29 October 2006

Aboriginals over-represented yet again

Do you know where your children are? For most people the answer isn't, "living with my own parents."

The numbers in aboriginal communities are pretty startling.
Esme Fuller-Thompson, an associate professor of social work at the University of Toronto, said 17 per cent of all caregiving grandparents are of First Nations origin. "This was easily more than five times the numbers you'd expect to find given the population," she said.

Today, however, Fuller-Thompson and other researchers are finding children are usually driven into their grandparents' homes when their parents succumb to substance abuse.
We're talking 1 in 5 kids here. Another sad reality that won't be resolved by confronting authority, or laying siege to any amount of land.

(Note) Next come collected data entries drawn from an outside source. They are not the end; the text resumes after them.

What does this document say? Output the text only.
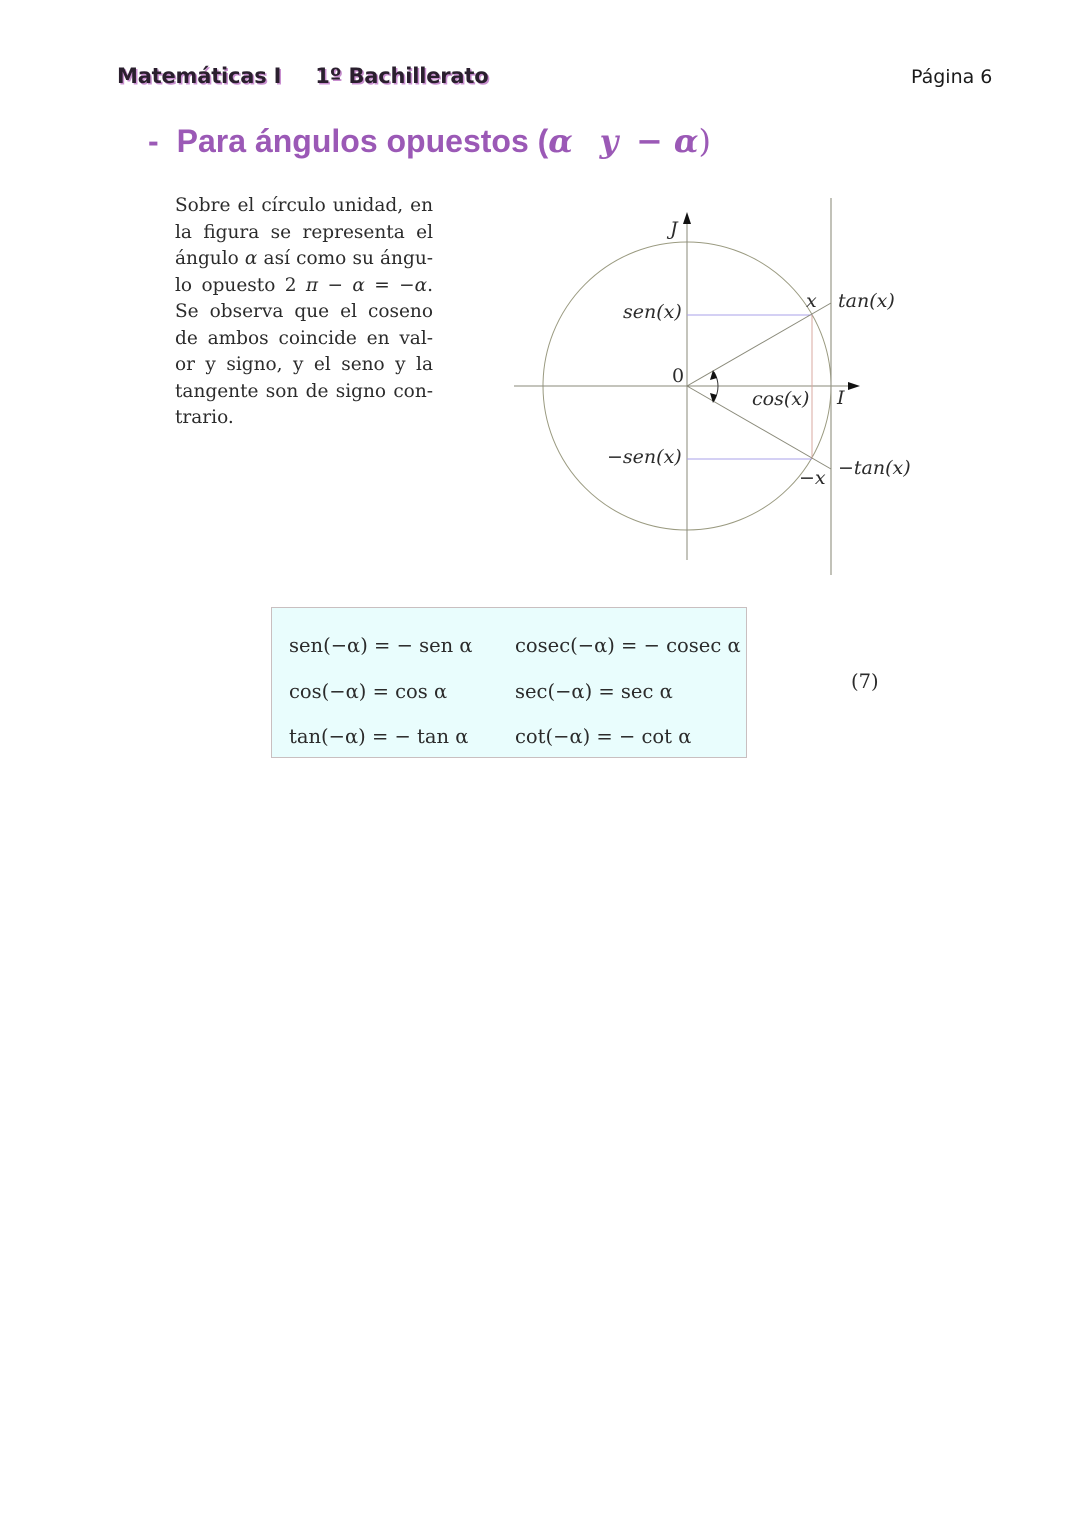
Matemáticas I 1º Bachillerato	Página 6
- Para ángulos opuestos (α y − α)
Sobre el círculo unidad, en la figura se representa el ángulo α así como su ángu- lo opuesto 2 π − α = −α. Se observa que el coseno de ambos coincide en val- or y signo, y el seno y la tangente son de signo con- trario.
J
I
0
sen(x)
−sen(x)
cos(x)
tan(x)
−tan(x)
x
−x
sen(−α) = − sen α cosec(−α) = − cosec α
cos(−α) = cos α	sec(−α) = sec α
tan(−α) = − tan α cot(−α) = − cot α
(7)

RELATED: Statistics Canada has another study...
Northern Canadians (nudge, nudge, wink, wink) are more than three times as likely to fall victim to violent crimes than the rest of the country, most often at the hands of people they know, a new report suggested Monday.

A previous Statscan report said that reports of spousal abuse was nearly double in the North, compared with the rest of Canada.

Northern residents, Statscan noted, tend to be younger on average than residents in the rest of Canada; they have higher proportions of lone-parent families and common-law families; they have higher rates of unemployment and they have higher proportions of Aboriginal residents, compared to the provinces.